Was an employer responsible for psychiatric illness caused by occupational stress?

Was an employer responsible for psychiatric illness caused by occupational stress?
Helen Hughes
Solicitor, Veale Wasbrough Vizards

This was the question in the recent High Court decision in Easton v B&Q plc. Whilst very fact-specific, the conclusion in this case was 'no'.

The claimant in this case, Mr Easton, was a high performing store manager who became ill with depression through stress from work and was signed off work for five months. Mr Easton returned to work on an agreed phased basis which was unsuccessful and he was subsequently re-certified as unfit for work with depression.

Mr Easton brought a claim against his employer, asserting that he became ill through occupational stress and that this occupational stress was due to the negligence and/or breach of statutory duty on the part of his employer, B&Q. Mr Easton claimed damages in the region of £1 million for psychiatric injury caused by occupational stress.

B&Q accepted that Mr Easton had suffered a psychiatric illness and that the illness, at least in substantial measure, was caused by occupational stress. Its primary case was that Mr Easton's illness was not foreseeable at any stage. B&Q claimed that it did not act in breach of any duty whether prior to the onset of the psychiatric illness or at the time of the return to work.

The High Court considered whether Mr Easton's injury was reasonably foreseeable by B&Q and concluded on the facts of this case that Mr Easton's depression was not foreseeable at any stage. As a result, Mr Easton's claim for damages failed.

The High Court clarified that an employee who returned to work after a period of sickness without qualification implied that he believed himself to be fit to work as before.

The High Court found that the fact that Mr Easton was taking medication when he returned to work was not determinative on how the situation should be handled by B&Q. It is not uncommon for employees to be taking medication whilst still in work and it does not mean that a relapse was foreseeable by the employer.

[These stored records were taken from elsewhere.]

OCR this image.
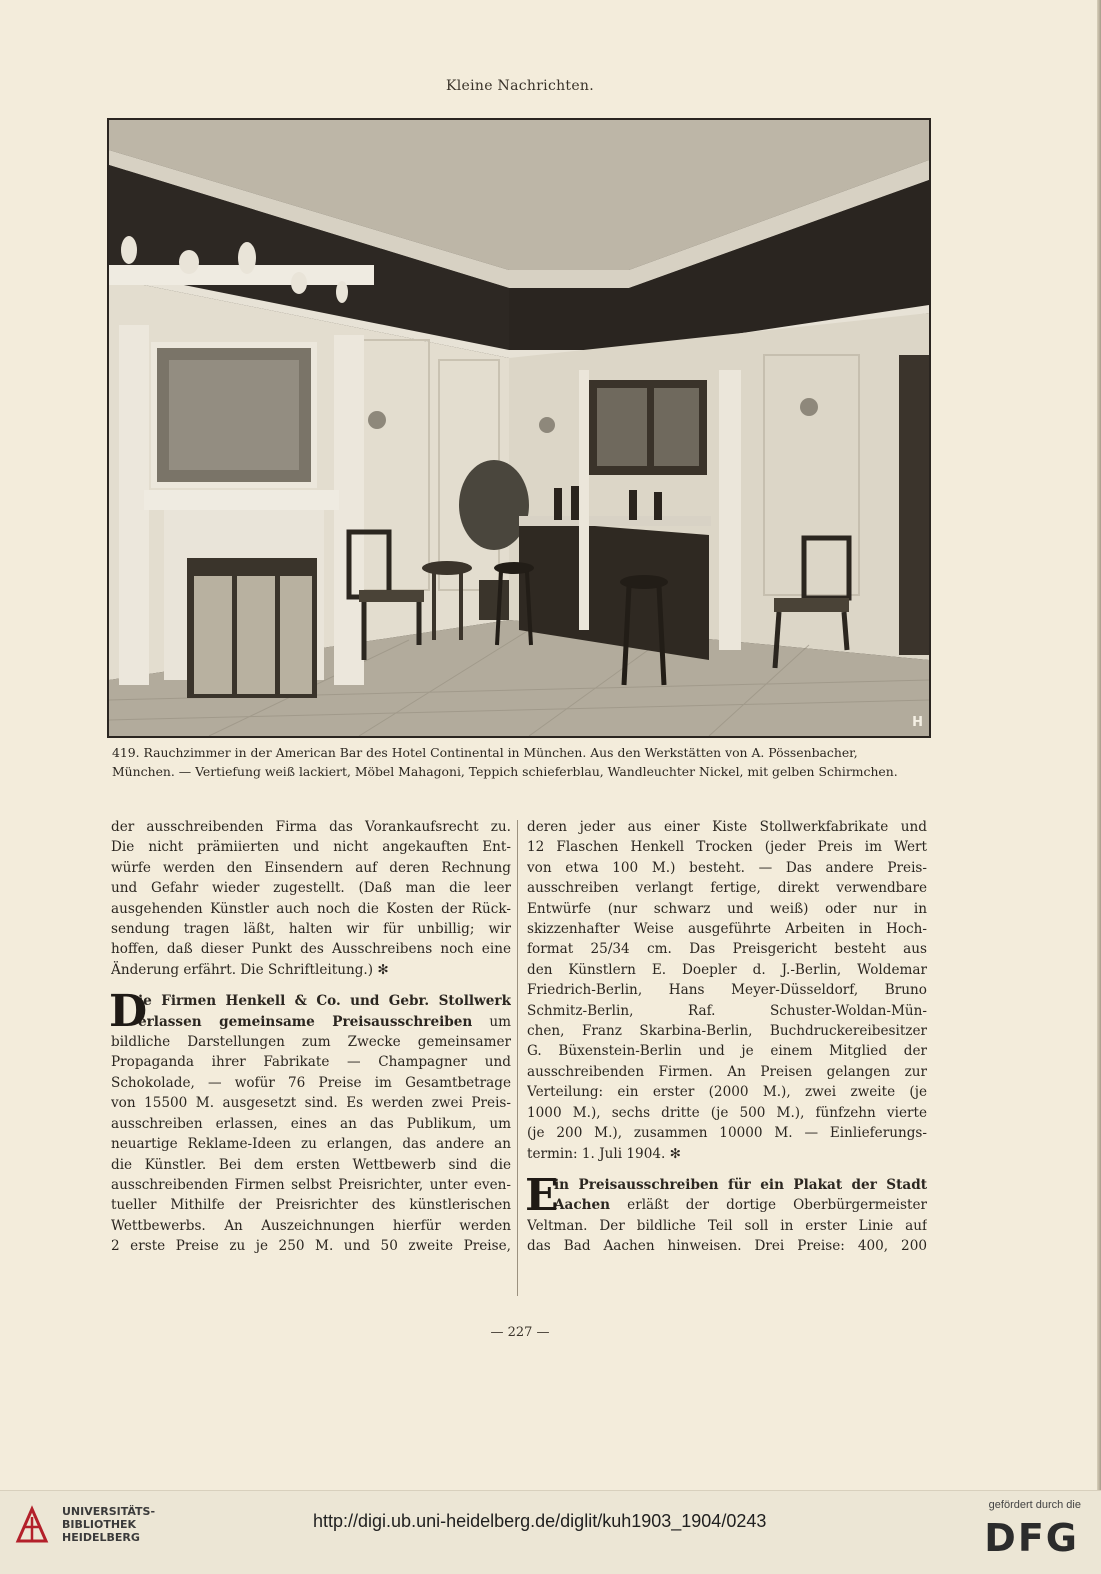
Kleine Nachrichten.
H
419. Rauchzimmer in der American Bar des Hotel Continental in München. Aus den Werkstätten von A. Pössenbacher,
München. — Vertiefung weiß lackiert, Möbel Mahagoni, Teppich schieferblau, Wandleuchter Nickel, mit gelben Schirmchen.
der ausschreibenden Firma das Vorankaufsrecht zu.
Die nicht prämiierten und nicht angekauften Ent-
würfe werden den Einsendern auf deren Rechnung
und Gefahr wieder zugestellt. (Daß man die leer
ausgehenden Künstler auch noch die Kosten der Rück-
sendung tragen läßt, halten wir für unbillig; wir
hoffen, daß dieser Punkt des Ausschreibens noch eine
Änderung erfährt. Die Schriftleitung.) ✻
D
ie Firmen Henkell & Co. und Gebr. Stollwerk
erlassen gemeinsame Preisausschreiben um
bildliche Darstellungen zum Zwecke gemeinsamer
Propaganda ihrer Fabrikate — Champagner und
Schokolade, — wofür 76 Preise im Gesamtbetrage
von 15500 M. ausgesetzt sind. Es werden zwei Preis-
ausschreiben erlassen, eines an das Publikum, um
neuartige Reklame-Ideen zu erlangen, das andere an
die Künstler. Bei dem ersten Wettbewerb sind die
ausschreibenden Firmen selbst Preisrichter, unter even-
tueller Mithilfe der Preisrichter des künstlerischen
Wettbewerbs. An Auszeichnungen hierfür werden
2 erste Preise zu je 250 M. und 50 zweite Preise,
deren jeder aus einer Kiste Stollwerkfabrikate und
12 Flaschen Henkell Trocken (jeder Preis im Wert
von etwa 100 M.) besteht. — Das andere Preis-
ausschreiben verlangt fertige, direkt verwendbare
Entwürfe (nur schwarz und weiß) oder nur in
skizzenhafter Weise ausgeführte Arbeiten in Hoch-
format 25/34 cm. Das Preisgericht besteht aus
den Künstlern E. Doepler d. J.-Berlin, Woldemar
Friedrich-Berlin, Hans Meyer-Düsseldorf, Bruno
Schmitz-Berlin, Raf. Schuster-Woldan-Mün-
chen, Franz Skarbina-Berlin, Buchdruckereibesitzer
G. Büxenstein-Berlin und je einem Mitglied der
ausschreibenden Firmen. An Preisen gelangen zur
Verteilung: ein erster (2000 M.), zwei zweite (je
1000 M.), sechs dritte (je 500 M.), fünfzehn vierte
(je 200 M.), zusammen 10000 M. — Einlieferungs-
termin: 1. Juli 1904. ✻
E
in Preisausschreiben für ein Plakat der Stadt
Aachen erläßt der dortige Oberbürgermeister
Veltman. Der bildliche Teil soll in erster Linie auf
das Bad Aachen hinweisen. Drei Preise: 400, 200
— 227 —
UNIVERSITÄTS-
BIBLIOTHEK
HEIDELBERG
http://digi.ub.uni-heidelberg.de/diglit/kuh1903_1904/0243
gefördert durch die
DFG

The High Court also considered the fact that B&Q had not carried out a general risk assessment for Mr Easton and held that this was not a breach of their duty as an employer. B&Q had a policy for staff on managing stress, in which employees were advised to notify their employer of any symptoms of the illness. The Judge found that Mr Easton had not done this and that in any case, a risk assessment would not have affected the outcome.

Best practice

The judgment in Easton v B&Q signals no departure from previous case law in this area.

This case is however a useful reminder to employers that the foreseeability threshold in damages claims for psychiatric injury is high. There is no general obligation on employers to make searching or intrusive enquiries of employees on a return to work after a period of sickness absence and employers may take at face value what employees tell them. Nonetheless, it should also be noted that stress cases are highly fact specific and each case should be considered on its own circumstances.